Mundo Novo
A luz do sol não era muito intensa e a tarde já cedia lugar para a noite quando a primeira pedra lhe atingiu o ombro. Ela não gemeu, mas em um gesto que demonstrava dor levou a mão ao lugar atingido. Seu rosto irradiava um medo atroz. Tentou fugir, mas soldados com longas baionetas a empurravam de volta ao muro.
Em desespero a pobre mulher implorou por clemência. Clamou aos céus por piedade. Tudo em vão. Seu destino já estava decidido.
A segunda pedrada acertou a mulher bem entre seus seios e arrancou-lhe um forte gemido. Uma terceira pedra atingiu-lhe o rosto fazendo o sangue escorrer do nariz quebrado. Em poucos segundos as pedradas cobriam-lhe o corpo. Os gritos e gemidos que escapavam de sua garganta foram substituídos pelo silêncio que significava a morte de mais um profano.

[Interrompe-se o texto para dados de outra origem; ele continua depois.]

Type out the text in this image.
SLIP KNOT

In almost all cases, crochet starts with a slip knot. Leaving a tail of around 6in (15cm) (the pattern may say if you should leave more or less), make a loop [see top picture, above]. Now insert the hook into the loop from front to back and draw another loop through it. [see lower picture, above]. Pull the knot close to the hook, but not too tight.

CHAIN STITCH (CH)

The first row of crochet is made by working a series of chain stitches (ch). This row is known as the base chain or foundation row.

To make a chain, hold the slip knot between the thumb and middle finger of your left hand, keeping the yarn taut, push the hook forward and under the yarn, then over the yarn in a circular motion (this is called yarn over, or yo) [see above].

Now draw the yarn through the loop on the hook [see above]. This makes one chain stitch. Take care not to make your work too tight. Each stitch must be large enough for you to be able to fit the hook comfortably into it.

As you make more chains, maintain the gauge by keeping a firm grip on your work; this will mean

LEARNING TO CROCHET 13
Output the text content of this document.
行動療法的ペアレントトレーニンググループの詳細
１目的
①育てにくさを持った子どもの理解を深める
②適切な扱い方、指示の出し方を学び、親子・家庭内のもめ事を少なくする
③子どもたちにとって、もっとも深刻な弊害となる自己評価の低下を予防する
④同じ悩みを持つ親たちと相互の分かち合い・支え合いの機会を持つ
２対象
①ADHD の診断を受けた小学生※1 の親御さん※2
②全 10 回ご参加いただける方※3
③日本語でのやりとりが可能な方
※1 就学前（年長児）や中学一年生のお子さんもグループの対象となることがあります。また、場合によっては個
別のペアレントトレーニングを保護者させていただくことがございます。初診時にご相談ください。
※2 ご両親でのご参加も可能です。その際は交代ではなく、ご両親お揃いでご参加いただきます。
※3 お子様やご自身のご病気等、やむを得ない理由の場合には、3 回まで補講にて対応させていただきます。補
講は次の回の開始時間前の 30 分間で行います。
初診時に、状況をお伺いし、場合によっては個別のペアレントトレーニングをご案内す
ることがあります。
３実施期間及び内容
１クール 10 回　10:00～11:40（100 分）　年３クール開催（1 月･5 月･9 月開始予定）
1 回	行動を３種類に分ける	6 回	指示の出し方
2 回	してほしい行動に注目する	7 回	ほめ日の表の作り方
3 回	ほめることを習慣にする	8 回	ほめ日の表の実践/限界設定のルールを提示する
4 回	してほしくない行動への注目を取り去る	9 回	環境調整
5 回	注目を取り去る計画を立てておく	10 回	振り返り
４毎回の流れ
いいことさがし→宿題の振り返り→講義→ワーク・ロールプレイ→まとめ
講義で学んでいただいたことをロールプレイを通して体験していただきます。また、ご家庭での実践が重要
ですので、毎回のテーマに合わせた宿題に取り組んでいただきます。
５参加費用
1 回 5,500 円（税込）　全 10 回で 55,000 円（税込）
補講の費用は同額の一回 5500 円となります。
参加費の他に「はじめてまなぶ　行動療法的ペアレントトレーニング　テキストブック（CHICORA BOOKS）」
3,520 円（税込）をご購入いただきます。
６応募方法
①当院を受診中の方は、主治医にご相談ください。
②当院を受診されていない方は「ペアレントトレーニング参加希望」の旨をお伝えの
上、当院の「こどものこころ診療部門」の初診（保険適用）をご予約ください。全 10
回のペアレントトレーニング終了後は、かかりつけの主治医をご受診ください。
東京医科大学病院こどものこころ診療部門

Lentamente as pessoas foram se afastando. Apedrejadores e espectadores seguiam o seu caminho deixando atrás de si um corpo mutilado. Em pouco tempo a limpeza pública levaria aqueles restos mortais para serem incinerados.
Era o quarto apedrejamento esta semana. No dia anterior haviam sido apedrejados dois homens que deitavam juntos. Tinha sido algo muito violento. As pessoas gostavam desses espetáculos que envolviam pedras e sangue.
Romana dirigiu um último olhar para a mulher morta. Percebeu que ela tinha um lado do rosto amassado e deformado pela violência das pedradas. Viu ainda que só lhe restara um olho e que este permaneceu aberto mesmo após a sua morte.
Ela havia participado do apedrejamento. Assim como as demais pessoas também xingou e disse impropérios para a mulher profana, mas disfarçadamente tinha errado as pedradas que havia desferido. Se uma só pedra sua tivesse atingido aquela mulher ela não se perdoaria para o resto de sua miserável vida.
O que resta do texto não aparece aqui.